Em 1890, houve uma grande epidemia de varíola na Siberia. Uma cidade perdeu 40% de sua população, que foi enterrada nas proximidades de um rio. 120 anos depois, esse rio começou a subir de nível e o processo de degelo do solo tem sido ainda mais rápido.

Cientistas do Centro Estadual de Pesquisa de Virologia e Biotecnologia estudaram restos de pessoas da idade da pedra e também estudaram cadáveres que morreram de epidemias no século 19. Os resultados mostraram características parecidas com a varíola, mas não a bactéria propriamente dita.

Bacteria have been found dormant in Antarctic ice (Credit: Colin Harris/Era Images/Alamy)

Alias, não é a primeira vez que uma bactéria congelada no solo reaparece. Em 2005, cientistas da NASA ressuscitaram uma que estava congelada em um lago do Alasca por mais de 32 mil anos. Dois anos depois, cientistas ressuscitaram uma bactéria de 8 milhões de anos que estava dormente debaixo da superfície de uma geleira nos vales da Antártida.

Mas nem todas as bactérias conseguem voltar à vida depois de serem congeladas. O caso do antraz é simples: esse vírus tem esporos que são resistentes e podem sobreviver congelados por décadas. Outras bactérias tem a mesma característica, podendo sobreviver no solo congelado por anos.

Num estudo em 2014, Claverie descobriu um vírus que estava enterrado a mais de 30 mil anos. Logo depois de ressuscitado, o vírus se tornou infectuoso, o que sugere que outros vírus enterrados podem infectar humanos se, de fato, forem descongelados.

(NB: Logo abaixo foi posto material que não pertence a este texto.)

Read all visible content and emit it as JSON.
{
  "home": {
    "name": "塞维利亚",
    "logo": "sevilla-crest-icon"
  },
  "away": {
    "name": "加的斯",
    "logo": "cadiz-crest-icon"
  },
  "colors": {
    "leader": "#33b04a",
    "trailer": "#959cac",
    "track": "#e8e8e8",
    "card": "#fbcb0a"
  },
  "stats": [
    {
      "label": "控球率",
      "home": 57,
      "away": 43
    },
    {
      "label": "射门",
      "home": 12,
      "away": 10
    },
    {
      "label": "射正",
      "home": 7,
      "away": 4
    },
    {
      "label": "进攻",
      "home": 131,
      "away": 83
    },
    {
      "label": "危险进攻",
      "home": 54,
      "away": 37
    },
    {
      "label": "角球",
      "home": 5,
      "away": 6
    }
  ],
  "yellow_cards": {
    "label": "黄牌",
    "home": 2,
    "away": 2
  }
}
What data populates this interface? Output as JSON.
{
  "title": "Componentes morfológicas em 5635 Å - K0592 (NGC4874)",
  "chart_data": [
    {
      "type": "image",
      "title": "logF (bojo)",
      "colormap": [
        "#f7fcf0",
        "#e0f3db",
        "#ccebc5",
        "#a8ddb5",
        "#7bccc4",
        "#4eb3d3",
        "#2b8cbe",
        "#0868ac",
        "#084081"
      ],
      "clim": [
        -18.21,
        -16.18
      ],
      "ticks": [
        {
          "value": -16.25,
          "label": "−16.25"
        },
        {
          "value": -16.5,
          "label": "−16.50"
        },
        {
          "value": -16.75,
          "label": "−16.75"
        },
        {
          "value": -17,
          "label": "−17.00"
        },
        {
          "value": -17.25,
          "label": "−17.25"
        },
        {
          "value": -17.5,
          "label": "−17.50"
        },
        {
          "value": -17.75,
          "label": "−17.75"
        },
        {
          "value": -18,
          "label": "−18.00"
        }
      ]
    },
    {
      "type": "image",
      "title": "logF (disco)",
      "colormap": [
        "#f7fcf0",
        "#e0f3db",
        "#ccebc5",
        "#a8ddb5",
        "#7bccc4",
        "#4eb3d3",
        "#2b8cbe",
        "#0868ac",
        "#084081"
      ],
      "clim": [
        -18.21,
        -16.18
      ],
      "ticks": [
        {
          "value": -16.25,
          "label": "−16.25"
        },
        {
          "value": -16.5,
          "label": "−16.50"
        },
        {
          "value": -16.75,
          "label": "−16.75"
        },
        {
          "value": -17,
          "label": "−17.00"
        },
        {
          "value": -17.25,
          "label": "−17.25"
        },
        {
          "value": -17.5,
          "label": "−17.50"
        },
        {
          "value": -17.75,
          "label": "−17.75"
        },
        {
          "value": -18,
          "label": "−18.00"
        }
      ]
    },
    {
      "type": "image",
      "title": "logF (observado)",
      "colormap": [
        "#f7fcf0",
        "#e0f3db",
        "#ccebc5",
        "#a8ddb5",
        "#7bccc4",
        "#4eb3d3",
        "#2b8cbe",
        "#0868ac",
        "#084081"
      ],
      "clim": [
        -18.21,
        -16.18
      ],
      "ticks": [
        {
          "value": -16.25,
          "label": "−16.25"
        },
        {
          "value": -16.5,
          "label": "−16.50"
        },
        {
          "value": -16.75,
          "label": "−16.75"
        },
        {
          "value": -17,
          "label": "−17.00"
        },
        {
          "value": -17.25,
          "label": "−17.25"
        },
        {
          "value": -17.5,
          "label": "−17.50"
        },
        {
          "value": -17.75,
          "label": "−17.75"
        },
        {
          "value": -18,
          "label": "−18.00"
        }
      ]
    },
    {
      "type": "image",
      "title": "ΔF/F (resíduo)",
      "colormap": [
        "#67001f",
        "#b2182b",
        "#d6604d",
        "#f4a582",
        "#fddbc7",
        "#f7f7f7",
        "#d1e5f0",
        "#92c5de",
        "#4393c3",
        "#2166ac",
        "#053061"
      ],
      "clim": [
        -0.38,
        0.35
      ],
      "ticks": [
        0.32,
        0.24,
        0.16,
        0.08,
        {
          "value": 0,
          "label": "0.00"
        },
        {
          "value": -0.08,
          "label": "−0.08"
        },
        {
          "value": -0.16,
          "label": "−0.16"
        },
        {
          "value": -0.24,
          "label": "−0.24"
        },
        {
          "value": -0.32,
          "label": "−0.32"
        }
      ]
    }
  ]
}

O aquecimento global pode não afetar os solos diretamente. O mar também está derretendo na Sibéria e novos meios de exploração estão surgindo na região. Essa exploração pode trazer a tona vírus ainda desconhecidos pela ciência.

Um fevereiro de 2017, a NASA descobriu vírus dentro de cristais em minas mexicanas. Assim que removidas das bolhas do cristal, essas bactérias reviveram e se multiplicaram. Essa espécie pode nunca ter sido estudada antes.

Selenite formations in Lechuguilla Cave (Credit: Paul D. Stewart/naturepl.com)

A bactéria foi entrada numa caverna tão isolada que nunca viu a luz do sol e que agua da superfície demora 10 mil anos pra chegar até lá. E mesmo assim, essa bactéria foi resistente a 18 tipos diferentes de antibióticos, incluindo alguns considerados os mais potentes no combate a infecções. Isso sugere que bactérias criam resistência a antibióticos naturais sozinhas e que essa resistência existe há muito tempo. Como não tiveram contato com humanos, essa resistência não vale no caso de antibióticos criados em laboratórios.

No entanto, a resistência natural aos antibióticos é provavelmente tão prevalente que muitas das bactérias que emergem do degelo do solo já podem ter ou ser. Assim, em um estudo de 2011, cientistas extraíram DNA de bactérias encontradas em solo congelado de 30 mil anos na região de Beringian, entre a Rússia eo Canadá. Eles encontraram genes que codificam a resistência aos antibióticos beta-lactâmicos, tetraciclina e glicopéptidos.

Nesse sentido, quanto devemos nos preocupar?

Com relação às bactérias presentes nos solos congelados, ainda não. Ainda não. Porém, devemos nos concentrar em ameaças causadas pela mudança de clima. Por exemplo, à medida que a Terra aquece, os países do norte se tornarão mais suscetíveis a surtos de doenças “do sul” como malária, cólera e dengue, pois esses patógenos prosperam a temperaturas mais quentes.

Claverie disse que devemos ficar atentos aos riscos mesmo quando não podemos quantificá-los. “Existe agora uma probabilidade não nula de que os micróbios patogênicos possam ser revividos e nos infectar”, disse ele. “É provável que isso não seja conhecido, mas é uma possibilidade. Podem ser bactérias curáveis ​​com antibióticos, bactérias resistentes ou vírus. Se o patógeno não esteve em contato com seres humanos há muito tempo, então nosso sistema imunológico não está preparado. Então, sim, isso poderia ser perigoso”.